I had a long day yesterday, so today I am going to spoil myself with a lazy day full of TLC…….. and I am going to start with………..a lovely afternoon tea !
As I have had a lovely long sleep, and a late slow morning I have prepared my favourite china and taken out my favourite tea, nice little sandwiches and a piece of super delicious sponge cake !(Oh yes I am going to spoil myself today) the full treatment. A great book, nice and warm (it’s winter here) and some soothing background music.
This really is my plan, there is I myself and me ! What better company do I need, well my dogs of course…Now the making of this perfect afternoon is in making the tea, the tea has to be right, tea bags just don’t fit here.The true tradition must prevail.
- Tea loves oxygen – it helps the flavour develop, so always use freshly drawn cold water in the kettle.
- Make sure your pot is clean.
- Warm the pot by swirling a small amount of boiled water in it.

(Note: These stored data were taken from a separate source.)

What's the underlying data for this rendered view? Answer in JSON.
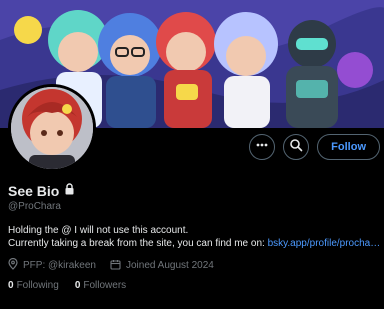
{
  "profile": {
    "display_name": "See Bio",
    "handle": "@ProChara",
    "bio_line1": "Holding the @ I will not use this account.",
    "bio_line2_text": "Currently taking a break from the site, you can find me on: ",
    "bio_line2_link": "bsky.app/profile/procha…",
    "pfp_credit": "PFP: @kirakeen",
    "joined": "Joined August 2024",
    "following_count": "0",
    "following_label": "Following",
    "followers_count": "0",
    "followers_label": "Followers"
  },
  "actions": {
    "follow_label": "Follow"
  },
  "icons": {
    "more": "more-icon",
    "search": "search-icon",
    "lock": "lock-icon",
    "location": "location-icon",
    "calendar": "calendar-icon"
  },
  "colors": {
    "accent": "#4c9aff",
    "muted": "#71767b",
    "text": "#e7e9ea",
    "background": "#000000"
  }
}
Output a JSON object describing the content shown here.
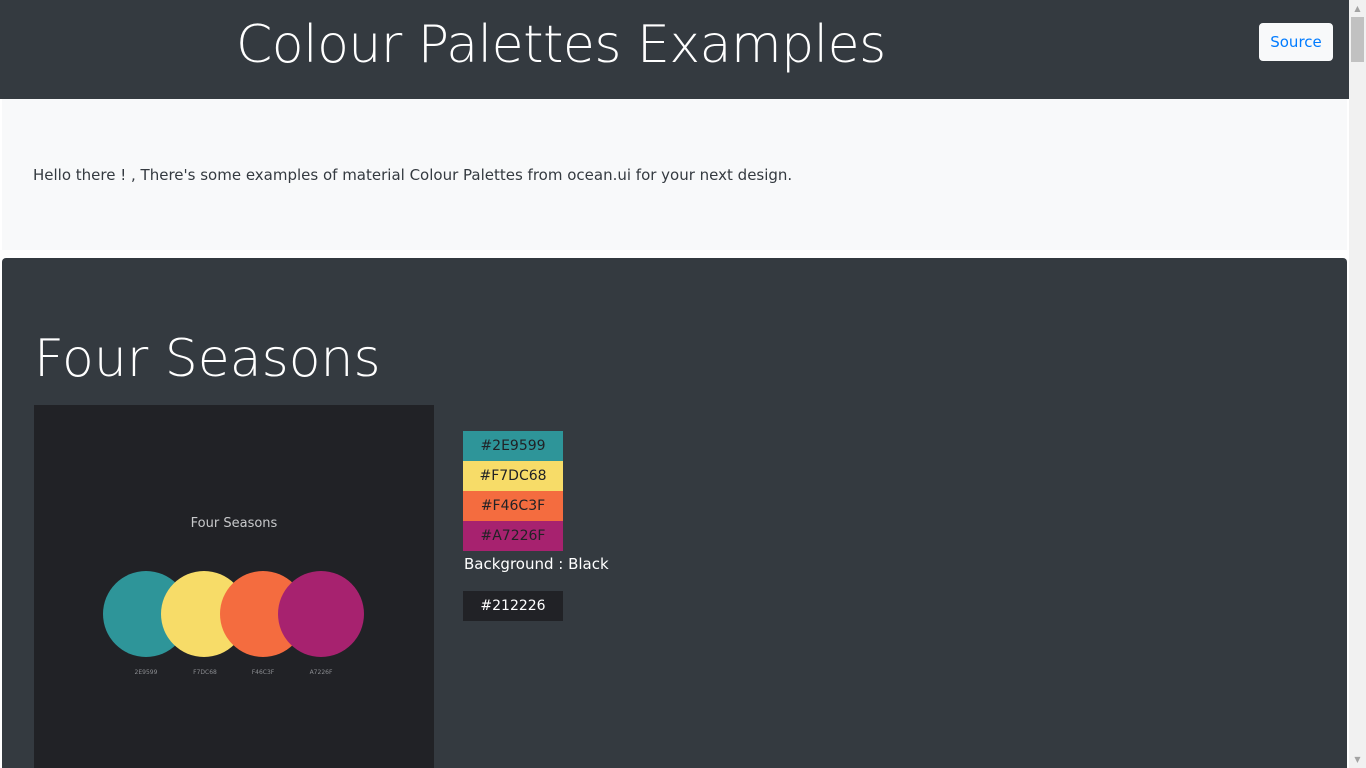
{
  "header": {
    "title": "Colour Palettes Examples",
    "source_label": "Source"
  },
  "intro": {
    "text": "Hello there ! , There's some examples of material Colour Palettes from ocean.ui for your next design."
  },
  "palette": {
    "title": "Four Seasons",
    "preview": {
      "title": "Four Seasons",
      "circles": [
        {
          "label": "2E9599",
          "color": "#2E9599"
        },
        {
          "label": "F7DC68",
          "color": "#F7DC68"
        },
        {
          "label": "F46C3F",
          "color": "#F46C3F"
        },
        {
          "label": "A7226F",
          "color": "#A7226F"
        }
      ]
    },
    "swatches": [
      {
        "label": "#2E9599",
        "color": "#2E9599"
      },
      {
        "label": "#F7DC68",
        "color": "#F7DC68"
      },
      {
        "label": "#F46C3F",
        "color": "#F46C3F"
      },
      {
        "label": "#A7226F",
        "color": "#A7226F"
      }
    ],
    "background_label": "Background : Black",
    "background_swatch": {
      "label": "#212226",
      "color": "#212226"
    }
  },
  "icons": {
    "scroll_up": "scroll-up-arrow-icon",
    "scroll_down": "scroll-down-arrow-icon"
  }
}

- For black tea, only pour on freshly boiled water and do not over-boil it.
- For green tea, always use the water just at the boil.
- One teaspoon of loose tea per person and one teaspoon for the pot is about right, but add as much or as little to make it to the strength you like.
- Some people believe that sugar masks the flavours in tea. Why not try a fruit tea if you prefer a sweeter taste?
- A tea cosy extends the brewing time and can make the tea bitter and stewed. A removable infuser or teabags can help to get round this problem.
We recommend that you allow loose tea to brew in a teapot for up to seven minutes. The general rule is: the larger the leaf, the longer the brewing time. Earl Grey and Lady Grey need five minutes, while a smaller leaf tea will only need about four-minute
Historically, the ‘milk in first’ rule was to protect the fine bone china it was served in – it’s a very individual thing.